Jennifer (28) says, “I come from a different family system with different values. I want and need my mother-in-law to respect that. The trouble comes when she expects me to be more like her.”

“If there is trouble,” Jane (55) says, “Fight fair.  Be respectful.  Hurtful words cannot be taken back.” Try to be open-minded and accepting. Overlook minor issues. Maybe there are interesting and fun things you can learn or do together. Appreciate the strong connection your daughter-in-law may have to her own mother and family; your two families are not competitors. Over time, the young couple will sort through their different backgrounds, eventually forming the foundation for their own family.

 Be inclusive. 

Your daughter-in-law is a member of your family now, so treat her appropriately. Being inclusive can require sensitivity. At 57, Janet’s approach, for example, is considerate: “If my daughter-in-law answers the phone when I call my son, I make a point not to ask for him until she offers. I let her talk until she’s ready. I try to be as thoughtful of her as I am of him.”

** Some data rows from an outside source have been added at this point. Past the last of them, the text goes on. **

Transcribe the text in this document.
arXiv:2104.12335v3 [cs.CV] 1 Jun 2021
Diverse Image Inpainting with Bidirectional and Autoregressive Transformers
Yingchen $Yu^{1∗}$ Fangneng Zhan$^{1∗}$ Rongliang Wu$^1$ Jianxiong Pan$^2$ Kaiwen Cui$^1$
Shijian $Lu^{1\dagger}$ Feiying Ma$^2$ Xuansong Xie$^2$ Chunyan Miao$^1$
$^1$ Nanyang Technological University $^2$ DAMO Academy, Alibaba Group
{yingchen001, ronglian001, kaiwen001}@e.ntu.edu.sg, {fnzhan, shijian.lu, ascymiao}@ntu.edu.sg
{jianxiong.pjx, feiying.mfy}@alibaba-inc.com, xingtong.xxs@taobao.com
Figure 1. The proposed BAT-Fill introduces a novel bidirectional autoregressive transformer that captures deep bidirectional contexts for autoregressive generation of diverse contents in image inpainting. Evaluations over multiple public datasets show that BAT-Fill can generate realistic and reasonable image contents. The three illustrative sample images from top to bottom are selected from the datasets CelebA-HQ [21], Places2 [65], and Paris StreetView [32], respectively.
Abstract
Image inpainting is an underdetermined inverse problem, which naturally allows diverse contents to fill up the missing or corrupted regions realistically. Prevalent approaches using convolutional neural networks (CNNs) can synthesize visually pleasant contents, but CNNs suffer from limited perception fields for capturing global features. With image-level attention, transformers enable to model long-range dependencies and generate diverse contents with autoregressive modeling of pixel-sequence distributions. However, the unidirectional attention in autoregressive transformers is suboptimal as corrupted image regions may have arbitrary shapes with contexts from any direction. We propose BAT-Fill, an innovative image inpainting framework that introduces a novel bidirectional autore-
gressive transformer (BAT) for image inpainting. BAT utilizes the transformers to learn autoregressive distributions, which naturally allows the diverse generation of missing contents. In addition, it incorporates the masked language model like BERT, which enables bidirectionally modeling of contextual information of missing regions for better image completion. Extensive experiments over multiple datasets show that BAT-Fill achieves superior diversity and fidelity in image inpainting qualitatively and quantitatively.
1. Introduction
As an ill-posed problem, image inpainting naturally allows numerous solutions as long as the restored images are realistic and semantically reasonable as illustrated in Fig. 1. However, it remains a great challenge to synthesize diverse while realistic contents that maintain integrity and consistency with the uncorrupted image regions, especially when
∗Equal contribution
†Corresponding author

Change your role and expectations. 

You are – and always will be – your son’s mother; you are not a rival for his affection.  However, and as it should be, you must accept the fact that the #1 woman in your son’s life now is his wife. Adapt to this change in your role. Judy (62) remembers that, at first, “We were fighting over my son because I felt like I was being replaced. ‘Love’ was making me hurt them. When it dawned on me, I knew I had to change.” She worked at becoming a valued mother-in-law and succeeded.